Distributed Adaptive Formation Tracking for a Class of Uncertain Nonlinear Multiagent Systems: Guaranteed Connectivity Under Moving Obstacles.

Abstract

This article explores a guaranteed network connectivity problem during moving obstacle avoidance within a distributed formation tracking framework for uncertain nonlinear multiagent systems with range constraints. We investigate this problem based on a new adaptive distributed design using nonlinear errors and auxiliary signals. Within the detection range, each agent regards other agents and static or dynamic objects as obstacles. The nonlinear error variables for formation tracking and collision avoidance are presented, and the auxiliary signals in formation tracking errors are introduced to maintain network connectivity under the avoidance mechanism. The adaptive formation controllers using command-filtered backstepping are constructed to ensure closed-loop stability with collision avoidance and preserved connectivity.
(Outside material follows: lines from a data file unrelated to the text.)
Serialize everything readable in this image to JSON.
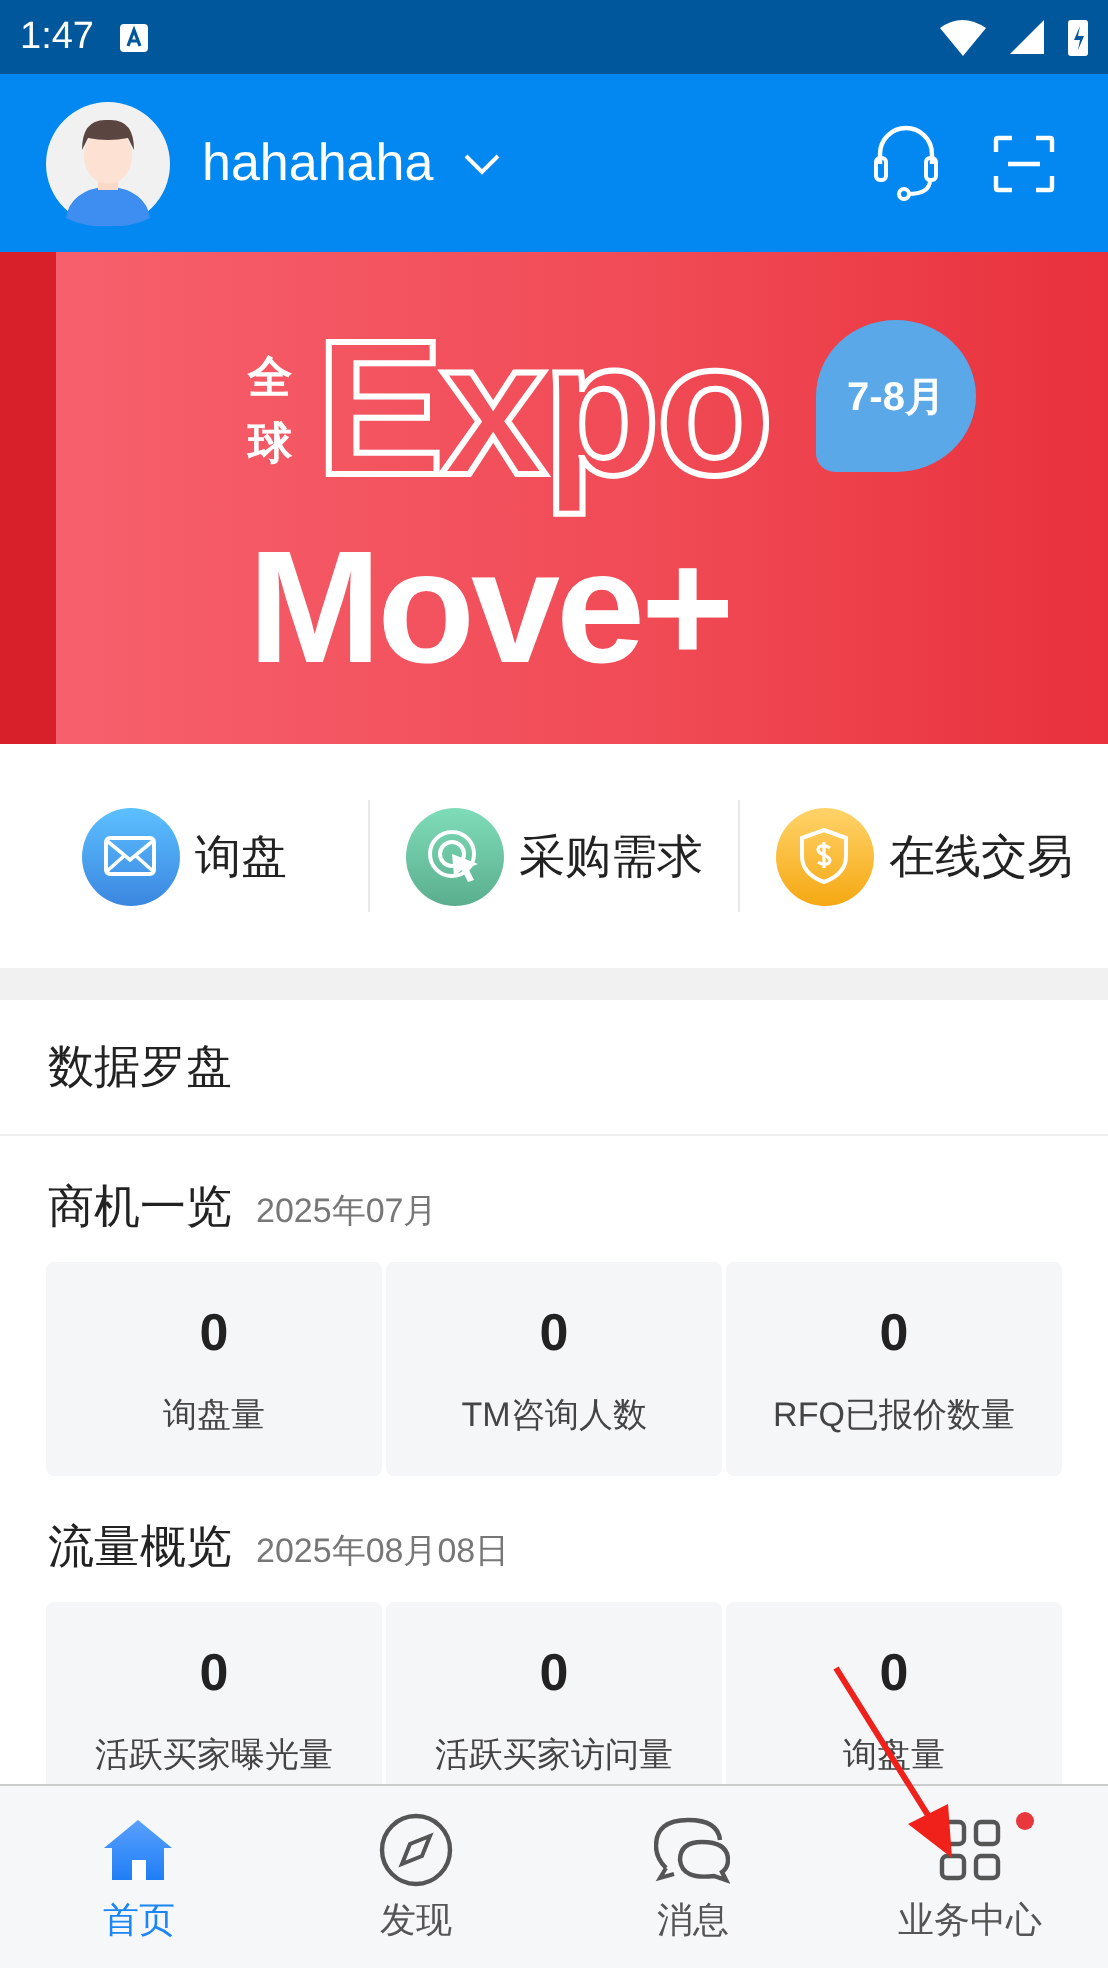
{
  "status_bar": {
    "time": "1:47"
  },
  "header": {
    "username": "hahahaha"
  },
  "banner": {
    "side_text": "全球",
    "title": "Expo",
    "subtitle": "Move+",
    "badge": "7-8月"
  },
  "quick_actions": [
    {
      "kind": "mail",
      "label": "询盘"
    },
    {
      "kind": "target",
      "label": "采购需求"
    },
    {
      "kind": "shield",
      "label": "在线交易"
    }
  ],
  "dashboard": {
    "title": "数据罗盘",
    "sections": [
      {
        "title": "商机一览",
        "date": "2025年07月",
        "stats": [
          {
            "value": "0",
            "label": "询盘量"
          },
          {
            "value": "0",
            "label": "TM咨询人数"
          },
          {
            "value": "0",
            "label": "RFQ已报价数量"
          }
        ]
      },
      {
        "title": "流量概览",
        "date": "2025年08月08日",
        "stats": [
          {
            "value": "0",
            "label": "活跃买家曝光量"
          },
          {
            "value": "0",
            "label": "活跃买家访问量"
          },
          {
            "value": "0",
            "label": "询盘量"
          }
        ]
      }
    ]
  },
  "tab_bar": [
    {
      "kind": "home",
      "label": "首页",
      "selected": true,
      "dot": false
    },
    {
      "kind": "compass",
      "label": "发现",
      "selected": false,
      "dot": false
    },
    {
      "kind": "chat",
      "label": "消息",
      "selected": false,
      "dot": false
    },
    {
      "kind": "grid",
      "label": "业务中心",
      "selected": false,
      "dot": true
    }
  ]
}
Compared with the previous formation results, the resulting features are as follows: 1) the nonlinear error function for the avoidance mechanism is considered an error variable, and an adaptive tuning mechanism for estimating the dynamic obstacle velocity is derived in a Lyapunov-based control design procedure; 2) network connectivity during dynamic obstacle avoidance is preserved by constructing the auxiliary signals; and 3) owing to neural networks-based compensating variables, the bounding conditions of time derivatives of virtual controllers are not required in the stability analysis.